After BMT, several mechanisms may cause apoptosis of the crypt epithelia, including toxic, infectious, and immunological as well as mechanical and ischemic processes. The patient was under treatment with several drugs, of which two are known to cause epithelial cell apoptosis. Proton pump inhibitors such as omeprazole have been shown to increase apoptosis in the gastric mucosa 5, but this medication may only result in a small increase and the apoptotic bodies did not cluster, which is in contrast to the observation in our case. Valganciclovir is a prodrug of ganciclovir, which can induce apoptosis in CMV-infected cells 6. As the patient continued to have positive CMV-PCR the possibility of CMV enteritis has to be discussed. However, in the histology, there were no signs of CMV enteritis and a PCR for CMV was negative in the tissue block with the highest count of apoptotic bodies. Thus, we may exclude the induction of apoptosis by this drug. To avoid the effect of corticosteroids on apoptosis 7, we only report the findings in a segment which was removed prior to corticoid treatment. Finally, there were no signs of enteritis or ischemic or mechanical injury in the removed ileal segment. Thus, we could attribute the increased number of apoptotic bodies to the immunological process of graft–versus-host interaction after BMT 1, which in this case affected only minor parts of the mucosa and therefore did not result in clinically evident aGvHD. Moreover, there were no clinical signs of GvHD in other organs. Since the induction of apoptosis results from the interaction of epithelia with allogeneic lymphocytes the dense leukemic infiltrate may have shielded the crypts from destruction. The relative lack of apoptosis in these areas presents a further argument against mechanical or ischemic injury, which would have affected neighboring mucosal regions more or less equally.
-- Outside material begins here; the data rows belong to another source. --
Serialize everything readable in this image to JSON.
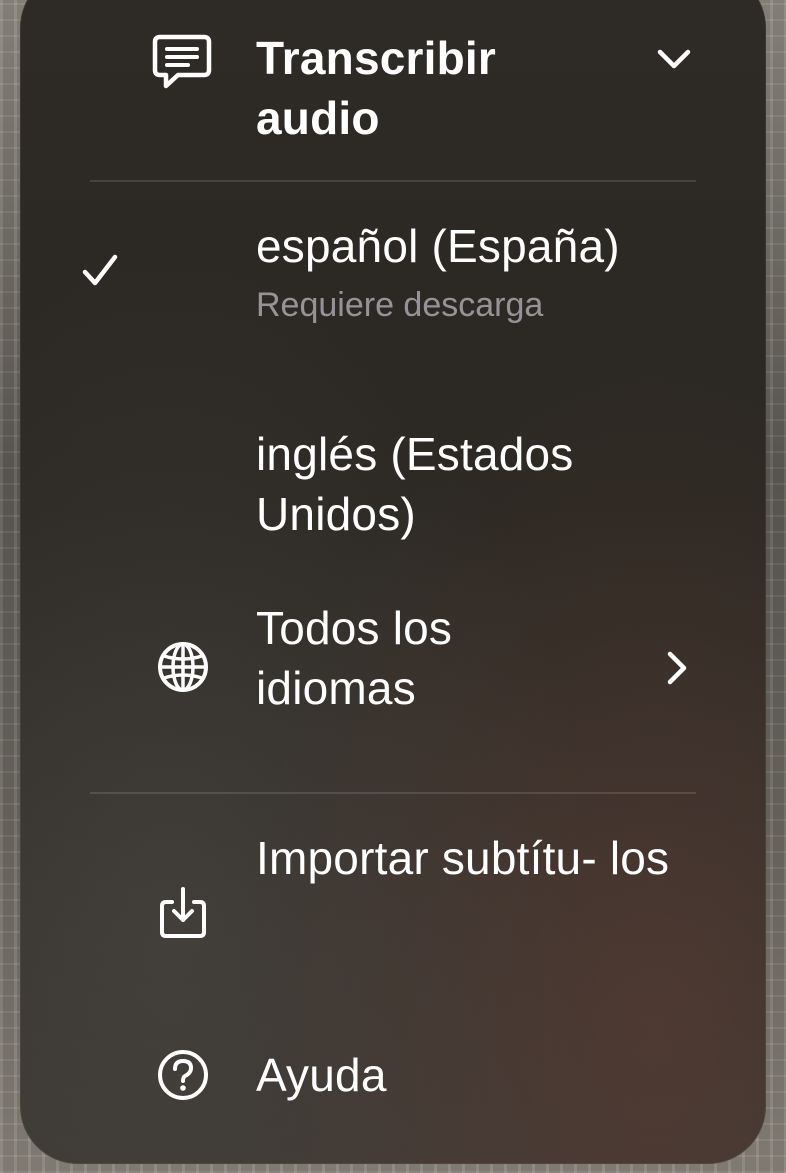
{
  "menu": {
    "header": {
      "icon": "speech-bubble-icon",
      "title": "Transcribir audio",
      "chevron_icon": "chevron-down-icon"
    },
    "languages": [
      {
        "label": "español (España)",
        "sublabel": "Requiere descarga",
        "selected": true,
        "check_icon": "checkmark-icon"
      },
      {
        "label": "inglés (Estados Unidos)",
        "selected": false
      }
    ],
    "all_languages": {
      "icon": "globe-icon",
      "label": "Todos los idiomas",
      "chevron_icon": "chevron-right-icon"
    },
    "import_subtitles": {
      "icon": "import-tray-icon",
      "label": "Importar subtítu- los"
    },
    "help": {
      "icon": "question-circle-icon",
      "label": "Ayuda"
    }
  }
}
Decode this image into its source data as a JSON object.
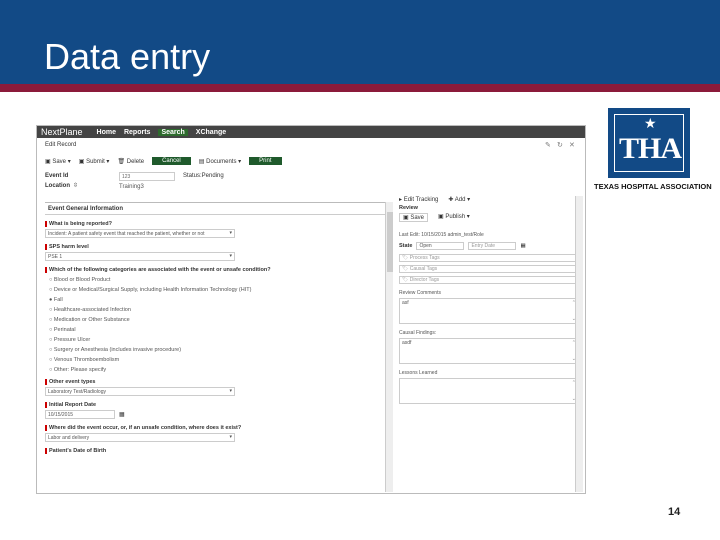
{
  "slide": {
    "title": "Data entry",
    "page_number": "14"
  },
  "logo": {
    "text": "THA",
    "caption": "TEXAS HOSPITAL ASSOCIATION"
  },
  "app": {
    "nav": {
      "logo": "NextPlane",
      "items": [
        "Home",
        "Reports",
        "Search",
        "XChange"
      ]
    },
    "record_title": "Edit Record",
    "toolbar": {
      "save": "Save",
      "submit": "Submit",
      "delete": "Delete",
      "cancel": "Cancel",
      "documents": "Documents",
      "print": "Print"
    },
    "event_id_label": "Event Id",
    "event_id_value": "123",
    "status_label": "Status:Pending",
    "location_label": "Location",
    "location_value": "Training3",
    "section_title": "Event General Information",
    "questions": {
      "q1": "What is being reported?",
      "q1_value": "Incident: A patient safety event that reached the patient, whether or not",
      "q2": "SPS harm level",
      "q2_value": "PSE 1",
      "q3": "Which of the following categories are associated with the event or unsafe condition?",
      "options": [
        "Blood or Blood Product",
        "Device or Medical/Surgical Supply, including Health Information Technology (HIT)",
        "Fall",
        "Healthcare-associated Infection",
        "Medication or Other Substance",
        "Perinatal",
        "Pressure Ulcer",
        "Surgery or Anesthesia (includes invasive procedure)",
        "Venous Thromboembolism",
        "Other: Please specify"
      ],
      "q4": "Other event types",
      "q4_value": "Laboratory Test/Radiology",
      "q5": "Initial Report Date",
      "q5_value": "10/15/2015",
      "q6": "Where did the event occur, or, if an unsafe condition, where does it exist?",
      "q6_value": "Labor and delivery",
      "q7": "Patient's Date of Birth"
    },
    "review": {
      "edit_tracking": "Edit Tracking",
      "add": "Add",
      "title": "Review",
      "save": "Save",
      "publish": "Publish",
      "last_edit": "Last Edit: 10/15/2015 admin_test/Role",
      "state_label": "State",
      "state_value": "Open",
      "date_placeholder": "Entry Date",
      "tags": [
        "Process Tags",
        "Causal Tags",
        "Director Tags"
      ],
      "review_comments_label": "Review Comments",
      "review_comments_value": "asf",
      "causal_findings_label": "Causal Findings:",
      "causal_findings_value": "asdf",
      "lessons_label": "Lessons Learned"
    }
  }
}
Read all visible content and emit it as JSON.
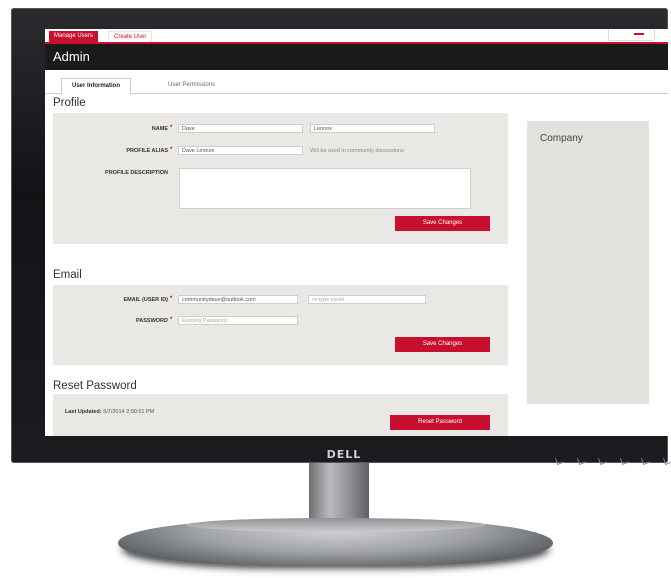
{
  "top_nav": {
    "tabs": [
      {
        "label": "Manage Users",
        "active": true
      },
      {
        "label": "Create User",
        "active": false
      }
    ]
  },
  "admin_bar": {
    "title": "Admin"
  },
  "sub_tabs": [
    {
      "label": "User Information",
      "active": true
    },
    {
      "label": "User Permissions",
      "active": false
    }
  ],
  "profile": {
    "section_title": "Profile",
    "name_label": "NAME",
    "first_name": "Dave",
    "last_name": "Lennox",
    "alias_label": "PROFILE ALIAS",
    "alias_value": "Dave Lennox",
    "alias_hint": "Will be used in community discussions",
    "description_label": "PROFILE DESCRIPTION",
    "description_value": "",
    "save_label": "Save Changes",
    "required_marker": "*"
  },
  "email": {
    "section_title": "Email",
    "email_label": "EMAIL (USER ID)",
    "email_value": "communitydave@outlook.com",
    "retype_placeholder": "re-type email",
    "password_label": "PASSWORD",
    "password_placeholder": "Existing Password",
    "save_label": "Save Changes"
  },
  "reset_password": {
    "section_title": "Reset Password",
    "last_updated_label": "Last Updated:",
    "last_updated_value": "5/7/2014 2:00:51 PM",
    "button_label": "Reset Password"
  },
  "company": {
    "title": "Company"
  },
  "monitor": {
    "brand": "DELL"
  },
  "colors": {
    "accent": "#c8102e",
    "admin_bar": "#1a1a1a",
    "panel": "#e9e8e5"
  }
}
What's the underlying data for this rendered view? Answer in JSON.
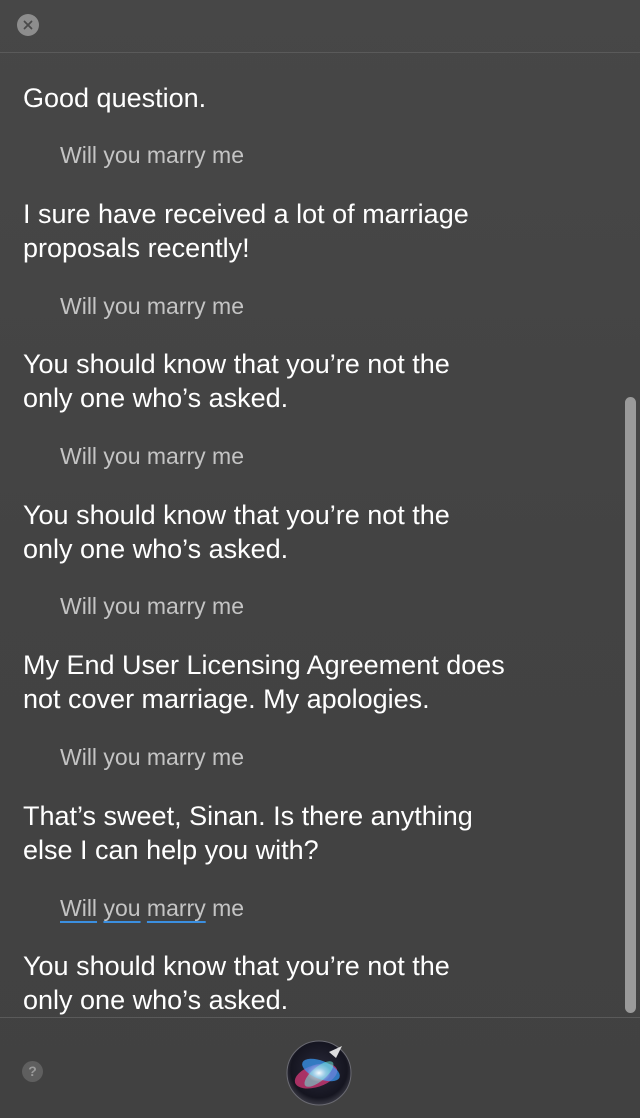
{
  "window": {
    "close_icon": "close-icon",
    "help_label": "?",
    "siri_icon": "siri-orb-icon"
  },
  "conversation": [
    {
      "role": "siri",
      "lines": [
        "Good question."
      ]
    },
    {
      "role": "user",
      "text": "Will you marry me"
    },
    {
      "role": "siri",
      "lines": [
        "I sure have received a lot of marriage",
        "proposals recently!"
      ]
    },
    {
      "role": "user",
      "text": "Will you marry me"
    },
    {
      "role": "siri",
      "lines": [
        "You should know that you’re not the",
        "only one who’s asked."
      ]
    },
    {
      "role": "user",
      "text": "Will you marry me"
    },
    {
      "role": "siri",
      "lines": [
        "You should know that you’re not the",
        "only one who’s asked."
      ]
    },
    {
      "role": "user",
      "text": "Will you marry me"
    },
    {
      "role": "siri",
      "lines": [
        "My End User Licensing Agreement does",
        "not cover marriage. My apologies."
      ]
    },
    {
      "role": "user",
      "text": "Will you marry me"
    },
    {
      "role": "siri",
      "lines": [
        "That’s sweet, Sinan. Is there anything",
        "else I can help you with?"
      ]
    },
    {
      "role": "user",
      "words": [
        "Will",
        "you",
        "marry",
        "me"
      ]
    },
    {
      "role": "siri",
      "lines": [
        "You should know that you’re not the",
        "only one who’s asked."
      ]
    }
  ],
  "colors": {
    "background": "#444444",
    "siri_text": "#ffffff",
    "user_text": "#c4c4c4",
    "spellcheck_underline": "#3b8fe0"
  }
}
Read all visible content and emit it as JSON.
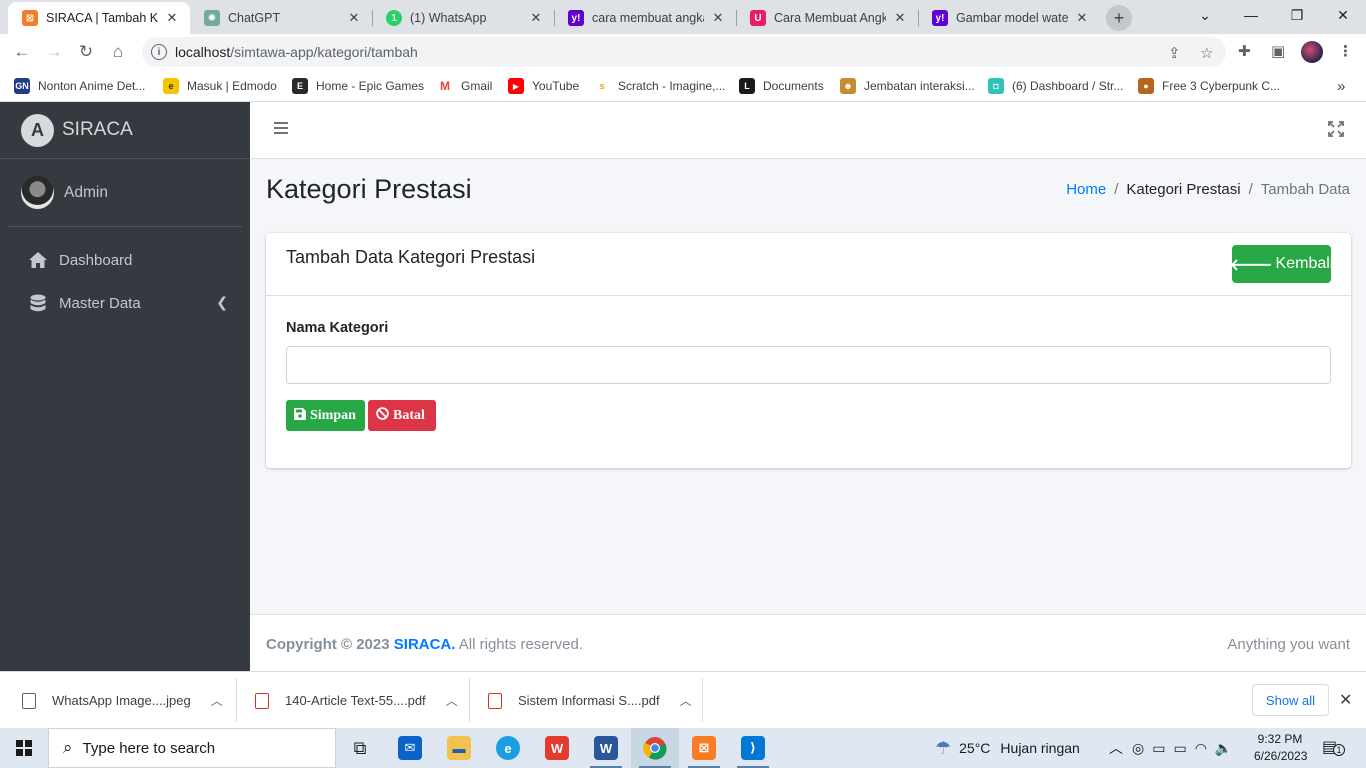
{
  "browser": {
    "tabs": [
      {
        "title": "SIRACA | Tambah Kate",
        "favicon": "xampp-icon",
        "color": "#fb7a24",
        "active": true
      },
      {
        "title": "ChatGPT",
        "favicon": "chatgpt-icon",
        "color": "#74aa9c",
        "active": false
      },
      {
        "title": "(1) WhatsApp",
        "favicon": "whatsapp-icon",
        "color": "#25d366",
        "active": false
      },
      {
        "title": "cara membuat angka",
        "favicon": "yahoo-icon",
        "color": "#6001d2",
        "active": false
      },
      {
        "title": "Cara Membuat Angka",
        "favicon": "magnet-icon",
        "color": "#e91e63",
        "active": false
      },
      {
        "title": "Gambar model water",
        "favicon": "yahoo-icon",
        "color": "#6001d2",
        "active": false
      }
    ],
    "url_host": "localhost",
    "url_path": "/simtawa-app/kategori/tambah",
    "bookmarks": [
      {
        "label": "Nonton Anime Det...",
        "icon": "gn-icon",
        "color": "#1f3c88",
        "glyph": "GN"
      },
      {
        "label": "Masuk | Edmodo",
        "icon": "edmodo-icon",
        "color": "#f5c400",
        "glyph": "e"
      },
      {
        "label": "Home - Epic Games",
        "icon": "epic-games-icon",
        "color": "#2a2a2a",
        "glyph": "E"
      },
      {
        "label": "Gmail",
        "icon": "gmail-icon",
        "color": "#ea4335",
        "glyph": "M"
      },
      {
        "label": "YouTube",
        "icon": "youtube-icon",
        "color": "#ff0000",
        "glyph": "▶"
      },
      {
        "label": "Scratch - Imagine,...",
        "icon": "scratch-icon",
        "color": "#f9a825",
        "glyph": "S"
      },
      {
        "label": "Documents",
        "icon": "documents-icon",
        "color": "#1a1a1a",
        "glyph": "L"
      },
      {
        "label": "Jembatan interaksi...",
        "icon": "bear-icon",
        "color": "#c98b2f",
        "glyph": "☻"
      },
      {
        "label": "(6) Dashboard / Str...",
        "icon": "dashboard-icon",
        "color": "#2ec4b6",
        "glyph": "◘"
      },
      {
        "label": "Free 3 Cyberpunk C...",
        "icon": "cyberpunk-icon",
        "color": "#b5651d",
        "glyph": "●"
      }
    ]
  },
  "app": {
    "brand": "SIRACA",
    "brand_logo_letter": "A",
    "user_name": "Admin",
    "nav": [
      {
        "label": "Dashboard",
        "icon": "home-icon"
      },
      {
        "label": "Master Data",
        "icon": "database-icon"
      }
    ],
    "page_title": "Kategori Prestasi",
    "breadcrumb": {
      "home": "Home",
      "section": "Kategori Prestasi",
      "current": "Tambah Data"
    },
    "card": {
      "title": "Tambah Data Kategori Prestasi",
      "back_label": "Kembali",
      "field_label": "Nama Kategori",
      "field_value": "",
      "save_label": "Simpan",
      "cancel_label": "Batal"
    },
    "footer": {
      "copyright_prefix": "Copyright © 2023",
      "brand": "SIRACA.",
      "rights": "All rights reserved.",
      "right_text": "Anything you want"
    }
  },
  "downloads": [
    {
      "name": "WhatsApp Image....jpeg",
      "type": "image"
    },
    {
      "name": "140-Article Text-55....pdf",
      "type": "pdf"
    },
    {
      "name": "Sistem Informasi S....pdf",
      "type": "pdf"
    }
  ],
  "downloads_show_all": "Show all",
  "taskbar": {
    "search_placeholder": "Type here to search",
    "weather_temp": "25°C",
    "weather_desc": "Hujan ringan",
    "time": "9:32 PM",
    "date": "6/26/2023",
    "notification_count": "1"
  }
}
Irregularly distributed apoptosis has already been reported in intestinal aGvHD. Some authors claim that they are most prominent in the small intestine 8, as was found in our case. Thus, the ileum may be most vulnerable to damage in aGvHD. However, we were not able to compare our observation with other parts of the intestine.

In our case, we had the opportunity to map histologically a comparatively large area of intestinal mucosa. Only by systematic evaluation we were able to discover some regions of clustered apoptotic bodies in a vast area of only occasional apoptosis. This situation is completely different from the normal diagnostic situation, in which only minute particles of the mucosa removed by endoscopy come to histological evaluation. The opportunity to receive such a “hot spot” area is only marginal in this setting. Thus, our findings are not comparable to the papers which discuss the amount of crypt cell apoptosis needed for the diagnosis of acute intestinal GvHD. However, single apoptotic bodies found in intestinal mucosa after BMT were regarded by some to be insufficient for the diagnosis of GvHD 4, whereas others found even single apoptotic bodies alarming 9. We conclude from our findings that single and even clustered apoptotic bodies of crypt epithelia may be an incidental finding after BMT, which become diagnostic for acute intestinal GvHD only in an appropriate clinical context. The need for a close correlation of histological and clinical findings cannot be overemphasized in such cases.

Conflict of Interest

The authors declare no conflict of interest.